Umbilical Cord Blood T-Regulatory Cell Infusion Followed by Donor Umbilical Cord Blood Transplant in Treating Patients With High-Risk Leukemia or Other Hematologic Diseases - Full Text View

Purpose

RATIONALE: Giving chemotherapy, such as fludarabine and cyclophosphamide, and total-body irradiation before a donor umbilical cord blood stem cell transplant helps stop the growth of cancer or abnormal cells and prepares the patient's bone marrow for the stem cells. When the healthy stem cells from a donor are infused into the patient they may help the patient's bone marrow make stem cells, red blood cells, white blood cells, and platelets. The donated stem cells may replace the patient's immune cells and help destroy any remaining cancer or abnormal cells (graft-versus-tumor effect). Giving an infusion of the donor's T-regulatory cells before the transplant may help increase this effect. Sometimes the transplanted cells from a donor can make an immune response against the body's normal cells. Giving cyclosporine and mycophenolate mofetil after the transplant may stop this from happening.

PURPOSE: This phase I trial is studying the side effects and best dose of umbilical cord blood T-regulatory cell infusion followed by donor umbilical cord blood transplant in treating patients with high-risk leukemia or other hematologic diseases.

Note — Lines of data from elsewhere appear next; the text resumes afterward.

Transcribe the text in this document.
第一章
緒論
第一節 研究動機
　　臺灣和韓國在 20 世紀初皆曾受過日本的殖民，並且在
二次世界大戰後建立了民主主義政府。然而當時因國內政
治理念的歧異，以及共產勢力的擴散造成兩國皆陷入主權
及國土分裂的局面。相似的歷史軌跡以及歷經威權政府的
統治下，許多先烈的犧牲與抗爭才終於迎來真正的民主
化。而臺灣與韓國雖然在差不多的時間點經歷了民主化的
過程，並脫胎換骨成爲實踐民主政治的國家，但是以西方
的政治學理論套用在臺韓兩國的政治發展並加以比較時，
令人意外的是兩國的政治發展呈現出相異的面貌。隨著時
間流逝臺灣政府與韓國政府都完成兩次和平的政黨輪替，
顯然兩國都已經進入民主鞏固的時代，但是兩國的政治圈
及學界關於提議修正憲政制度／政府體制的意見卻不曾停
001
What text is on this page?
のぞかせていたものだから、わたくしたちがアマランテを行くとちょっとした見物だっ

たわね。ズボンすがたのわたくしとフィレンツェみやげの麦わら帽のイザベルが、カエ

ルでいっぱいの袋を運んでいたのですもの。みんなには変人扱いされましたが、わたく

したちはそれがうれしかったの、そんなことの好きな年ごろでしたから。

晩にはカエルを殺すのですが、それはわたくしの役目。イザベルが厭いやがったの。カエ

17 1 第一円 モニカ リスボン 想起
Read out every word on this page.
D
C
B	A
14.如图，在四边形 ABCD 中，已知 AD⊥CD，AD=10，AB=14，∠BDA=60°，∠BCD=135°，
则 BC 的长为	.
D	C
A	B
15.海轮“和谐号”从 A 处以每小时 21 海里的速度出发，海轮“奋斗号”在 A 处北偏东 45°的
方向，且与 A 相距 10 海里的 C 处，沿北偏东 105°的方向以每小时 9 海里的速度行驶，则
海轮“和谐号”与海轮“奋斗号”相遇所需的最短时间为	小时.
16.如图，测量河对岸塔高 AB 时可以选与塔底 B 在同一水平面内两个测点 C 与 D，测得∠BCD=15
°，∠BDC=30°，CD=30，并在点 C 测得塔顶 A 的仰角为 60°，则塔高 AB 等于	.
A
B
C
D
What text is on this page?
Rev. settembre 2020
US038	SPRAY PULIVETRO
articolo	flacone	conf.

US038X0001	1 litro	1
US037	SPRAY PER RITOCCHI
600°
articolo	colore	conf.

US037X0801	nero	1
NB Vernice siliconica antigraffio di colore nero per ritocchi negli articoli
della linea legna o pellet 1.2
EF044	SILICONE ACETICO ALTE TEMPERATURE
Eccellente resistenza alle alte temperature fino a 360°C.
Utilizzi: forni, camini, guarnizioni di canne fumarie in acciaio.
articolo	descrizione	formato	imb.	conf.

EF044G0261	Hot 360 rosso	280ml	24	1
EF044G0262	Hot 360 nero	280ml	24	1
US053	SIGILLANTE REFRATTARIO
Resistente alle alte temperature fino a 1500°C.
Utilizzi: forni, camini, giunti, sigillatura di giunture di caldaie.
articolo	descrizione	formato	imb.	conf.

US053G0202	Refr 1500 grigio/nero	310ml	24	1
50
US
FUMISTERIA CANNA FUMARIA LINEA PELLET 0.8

Condition	Intervention	Phase
Graft Versus Host Disease Leukemia Lymphoma Multiple Myeloma and Plasma Cell Neoplasm Myelodysplastic Syndromes Secondary Myelofibrosis	Drug: cyclophosphamide Drug: cyclosporine Drug: fludarabine phosphate Drug: mycophenolate mofetil Procedure: Treg cell infusion Procedure: umbilical cord blood transplantation Radiation: total-body irradiation	Phase 1


Study Type:	Interventional
Study Design:	Endpoint Classification: Safety/Efficacy Study Intervention Model: Single Group Assignment Masking: Open Label Primary Purpose: Treatment
Official Title:	Umbilical Cord Blood Transplant With Co-Infusion of T Regulatory Cells

Resource links provided by NLM:

Genetics Home Reference related topics: primary myelofibrosis

MedlinePlus related topics: Blood Disorders Leukemia Multiple Myeloma Myelodysplastic Syndromes

Drug Information available for: Cyclophosphamide Fludarabine Mycophenolic acid Mycophenolate sodium Fludarabine phosphate Mycophenolate mofetil hydrochloride Mycophenolate mofetil

Genetic and Rare Diseases Information Center resources: Acute Lymphoblastic Leukemia Acute Monoblastic Leukemia Acute Myeloblastic Leukemia Type 5 Acute Myelocytic Leukemia Acute Myeloid Leukemia, Adult Acute Non Lymphoblastic Leukemia Anaplastic Large Cell Lymphoma Burkitt Lymphoma Chronic Lymphocytic Leukemia Chronic Myeloid Leukemia Follicular Lymphoma Homologous Wasting Disease Leukemia, B-cell, Chronic Leukemia, Myeloid Lymphoblastic Lymphoma Lymphoma, Large-cell Lymphoma, Large-cell, Immunoblastic Lymphosarcoma Mantle Cell Lymphoma Multiple Myeloma Myelodysplastic Syndromes Myelofibrosis Plasmablastic Lymphoma Small Non-cleaved Cell Lymphoma Squamous Cell Carcinoma of the Head and Neck

U.S. FDA Resources

Further study details as provided by Masonic Cancer Center, University of Minnesota:

Primary Outcome Measures:

Maximum tolerated dose of T-regulatory cells [ Time Frame: Within 24 Hours ] [ Designated as safety issue: Yes ]
Dose limiting toxicities (DLT) are defined as any grade 3-4 toxicity within 24 hours of Treg cell infusion, excluding hematological .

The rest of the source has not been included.